MK Tolak Uji Formil Syarat Usia Capres, Ini Alasan 2 Hakim Mengungkapkan Pendapat Setuju

indotim.net (Selasa, 16 Januari 2024) – MK menolak permohonan uji formil terkait batas usia calon Presiden dan calon Wakil Presiden. Keputusan ini diambil terhadap gugatan yang diajukan oleh Denny Indrayana dan pengajar UGM, Zainal Arifin Mochtar. Ketua MK, Suhartoyo, mengumumkan amar putusan ini di Gedung MK pada hari Selasa (16/1/2024) dan disiarkan melalui Chanel YouTube MK.

Dalam petitumnya, Denny dan Zainal mengajukan permohonan kepada Mahkamah Konstitusi (MK) untuk menyatakan bahwa pembentukan Pasal 169 huruf q Undang-Undang Nomor 7 Tahun 2017 tentang Pemilu, sebagaimana diinterpretasikan dalam Putusan MK Nomor 90/PUU-XXI/2023, tidak memenuhi syarat formil berdasarkan Undang-Undang Nomor 48 Tahun 2009 tentang Kekuasaan Kehakiman dan bertentangan dengan Undang-Undang Dasar 1945 sehingga tidak memiliki kekuatan hukum yang mengikat.

Terhubung dengan ini, Denny dan Zainal juga berharap agar penyelenggara Pemilihan Presiden (Pilpres) 2024 mencoret peserta Pemilu yang mengajukan pendaftaran berdasarkan perubahan tersebut.

Namun, Mahkamah Konstitusi (MK) menolak alasan tersebut karena telah sebelumnya mengadili masalah serupa dan hasilnya ditolak.

“Jika terhadap putusan Nomor 90 yang telah dinyatakan sebagai putusan final dan memiliki kekuatan hukum mengikat, dapat dilakukan permohonan pengujian kembali di Mahkamah Konstitusi maupun melalui perubahan undang-undang (legislative review),” ujar hakim konstitusi Guntur Hamzah.

Dalam putusan Mahkamah Konstitusi tersebut, hakim Arief Hidayat mengemukakan concurring opinion atau pendapat yang sejalan dalam pertimbangan hukum, namun bukan merupakan putusan akhir. Beliau setuju untuk menolak gugatan tersebut, tetapi juga menyatakan perlunya forum di MK untuk menguji secara formil putusan MK tersebut.

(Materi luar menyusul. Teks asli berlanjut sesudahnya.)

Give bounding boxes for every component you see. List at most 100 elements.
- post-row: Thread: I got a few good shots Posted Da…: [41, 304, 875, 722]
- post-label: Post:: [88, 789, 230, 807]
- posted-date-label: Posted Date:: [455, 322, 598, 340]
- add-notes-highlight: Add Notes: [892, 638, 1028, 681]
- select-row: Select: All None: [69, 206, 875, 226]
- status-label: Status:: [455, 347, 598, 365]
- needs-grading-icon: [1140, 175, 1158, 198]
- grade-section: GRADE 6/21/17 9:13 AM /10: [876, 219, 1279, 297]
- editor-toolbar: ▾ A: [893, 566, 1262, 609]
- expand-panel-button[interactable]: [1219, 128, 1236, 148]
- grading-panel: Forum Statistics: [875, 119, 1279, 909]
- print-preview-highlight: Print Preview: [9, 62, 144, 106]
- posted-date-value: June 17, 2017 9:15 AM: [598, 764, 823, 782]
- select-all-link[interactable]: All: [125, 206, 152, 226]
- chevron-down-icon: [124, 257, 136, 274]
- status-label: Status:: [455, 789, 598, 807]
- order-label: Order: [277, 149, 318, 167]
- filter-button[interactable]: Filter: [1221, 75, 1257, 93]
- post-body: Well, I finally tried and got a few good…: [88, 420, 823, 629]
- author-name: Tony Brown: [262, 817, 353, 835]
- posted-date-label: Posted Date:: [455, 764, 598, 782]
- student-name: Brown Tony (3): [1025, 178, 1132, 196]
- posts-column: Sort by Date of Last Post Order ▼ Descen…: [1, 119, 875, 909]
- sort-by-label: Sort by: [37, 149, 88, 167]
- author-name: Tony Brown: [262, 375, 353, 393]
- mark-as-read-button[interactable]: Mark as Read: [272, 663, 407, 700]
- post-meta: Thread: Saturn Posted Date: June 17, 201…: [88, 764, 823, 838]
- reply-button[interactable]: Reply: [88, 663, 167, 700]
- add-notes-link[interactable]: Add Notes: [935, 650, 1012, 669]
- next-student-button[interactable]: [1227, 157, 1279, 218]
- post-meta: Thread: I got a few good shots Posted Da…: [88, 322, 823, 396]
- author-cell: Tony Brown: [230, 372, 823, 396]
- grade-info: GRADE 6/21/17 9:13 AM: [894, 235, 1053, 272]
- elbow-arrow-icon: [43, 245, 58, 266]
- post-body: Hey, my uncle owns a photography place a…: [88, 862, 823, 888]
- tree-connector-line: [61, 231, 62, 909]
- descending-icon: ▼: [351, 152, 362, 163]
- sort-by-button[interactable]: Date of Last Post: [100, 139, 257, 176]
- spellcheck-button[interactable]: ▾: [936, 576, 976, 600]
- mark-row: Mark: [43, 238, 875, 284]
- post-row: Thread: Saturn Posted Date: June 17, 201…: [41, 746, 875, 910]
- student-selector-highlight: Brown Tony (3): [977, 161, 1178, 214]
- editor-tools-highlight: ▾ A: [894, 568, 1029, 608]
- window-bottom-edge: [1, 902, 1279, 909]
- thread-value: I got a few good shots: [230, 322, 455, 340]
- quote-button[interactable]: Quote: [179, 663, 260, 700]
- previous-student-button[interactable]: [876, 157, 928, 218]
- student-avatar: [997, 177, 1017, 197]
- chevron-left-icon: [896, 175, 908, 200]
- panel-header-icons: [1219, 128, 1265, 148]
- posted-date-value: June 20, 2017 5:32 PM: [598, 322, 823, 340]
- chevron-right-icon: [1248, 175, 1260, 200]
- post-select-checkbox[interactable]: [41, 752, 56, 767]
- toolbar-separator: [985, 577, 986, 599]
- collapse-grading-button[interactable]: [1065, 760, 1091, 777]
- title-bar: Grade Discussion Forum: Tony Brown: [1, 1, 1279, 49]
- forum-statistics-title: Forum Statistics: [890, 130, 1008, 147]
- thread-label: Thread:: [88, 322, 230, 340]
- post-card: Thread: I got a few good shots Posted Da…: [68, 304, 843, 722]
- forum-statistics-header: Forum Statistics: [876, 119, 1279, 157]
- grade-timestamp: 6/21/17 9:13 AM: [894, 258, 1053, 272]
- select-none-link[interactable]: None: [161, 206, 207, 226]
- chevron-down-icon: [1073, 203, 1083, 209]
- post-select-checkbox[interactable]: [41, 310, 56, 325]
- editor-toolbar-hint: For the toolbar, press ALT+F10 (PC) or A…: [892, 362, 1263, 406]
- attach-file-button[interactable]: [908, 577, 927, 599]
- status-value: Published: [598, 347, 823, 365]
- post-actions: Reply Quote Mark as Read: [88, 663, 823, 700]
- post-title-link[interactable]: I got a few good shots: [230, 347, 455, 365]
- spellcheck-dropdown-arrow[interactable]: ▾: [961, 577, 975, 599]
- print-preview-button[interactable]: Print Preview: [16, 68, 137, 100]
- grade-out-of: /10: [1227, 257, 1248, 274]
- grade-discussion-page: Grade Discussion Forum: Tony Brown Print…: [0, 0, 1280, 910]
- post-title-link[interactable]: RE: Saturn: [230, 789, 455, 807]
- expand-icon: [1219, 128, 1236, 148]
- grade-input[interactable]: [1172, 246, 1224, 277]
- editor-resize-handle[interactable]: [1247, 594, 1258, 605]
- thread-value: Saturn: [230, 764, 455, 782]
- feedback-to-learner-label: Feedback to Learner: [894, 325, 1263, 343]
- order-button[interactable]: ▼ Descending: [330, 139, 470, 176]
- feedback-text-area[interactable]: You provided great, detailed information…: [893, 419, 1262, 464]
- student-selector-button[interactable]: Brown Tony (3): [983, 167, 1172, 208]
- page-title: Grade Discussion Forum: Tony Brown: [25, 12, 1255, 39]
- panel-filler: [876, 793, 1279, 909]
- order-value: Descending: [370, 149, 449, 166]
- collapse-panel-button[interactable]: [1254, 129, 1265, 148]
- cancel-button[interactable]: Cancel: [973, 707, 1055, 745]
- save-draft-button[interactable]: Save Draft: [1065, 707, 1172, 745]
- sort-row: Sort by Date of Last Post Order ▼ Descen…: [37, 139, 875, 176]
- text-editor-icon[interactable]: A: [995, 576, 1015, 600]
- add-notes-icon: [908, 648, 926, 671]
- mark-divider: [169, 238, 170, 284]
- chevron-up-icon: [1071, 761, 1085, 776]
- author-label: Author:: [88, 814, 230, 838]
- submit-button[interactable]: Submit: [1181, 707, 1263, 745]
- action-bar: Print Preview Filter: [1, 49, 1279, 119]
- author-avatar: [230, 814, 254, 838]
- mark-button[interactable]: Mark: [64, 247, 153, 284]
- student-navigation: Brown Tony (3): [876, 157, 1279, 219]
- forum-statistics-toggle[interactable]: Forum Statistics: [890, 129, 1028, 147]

Putusan Mahkamah Konstitusi (MK) memiliki sifat final dan mengikat jika diputuskan dalam kondisi normal. Namun, jika putusan tersebut dibuat dalam kondisi abnormal, seperti terdapat pelanggaran etik dalam proses putusan, maka putusan MK tidak akan bersifat final dan mengikat.

READ  Mantan Perdana Menteri Pakistan Imran Khan dan Istrinya Disangka Menerima Suap

Selain itu, Arief Hidayat juga memberikan pandangannya terkait kemungkinan Pengadilan Tata Usaha Negara (PTUN) Jakarta untuk menganulir penggantian Ketua MK Anwar Usman dengan Suhartoyo.

“Saya merasa perlu untuk mengusulkan pengujian formal terhadap Putusan Mahkamah Konstitusi yang tentunya dilakukan oleh Mahkamah Konstitusi sendiri dalam situasi yang tidak normal. Saya melakukannya dengan tujuan untuk mengembangkan pemahaman konstitusionalisme melalui penelitian ilmiah dan perluasan pengetahuan, terutama dalam bidang hukum,” ujar Arief Hidayat.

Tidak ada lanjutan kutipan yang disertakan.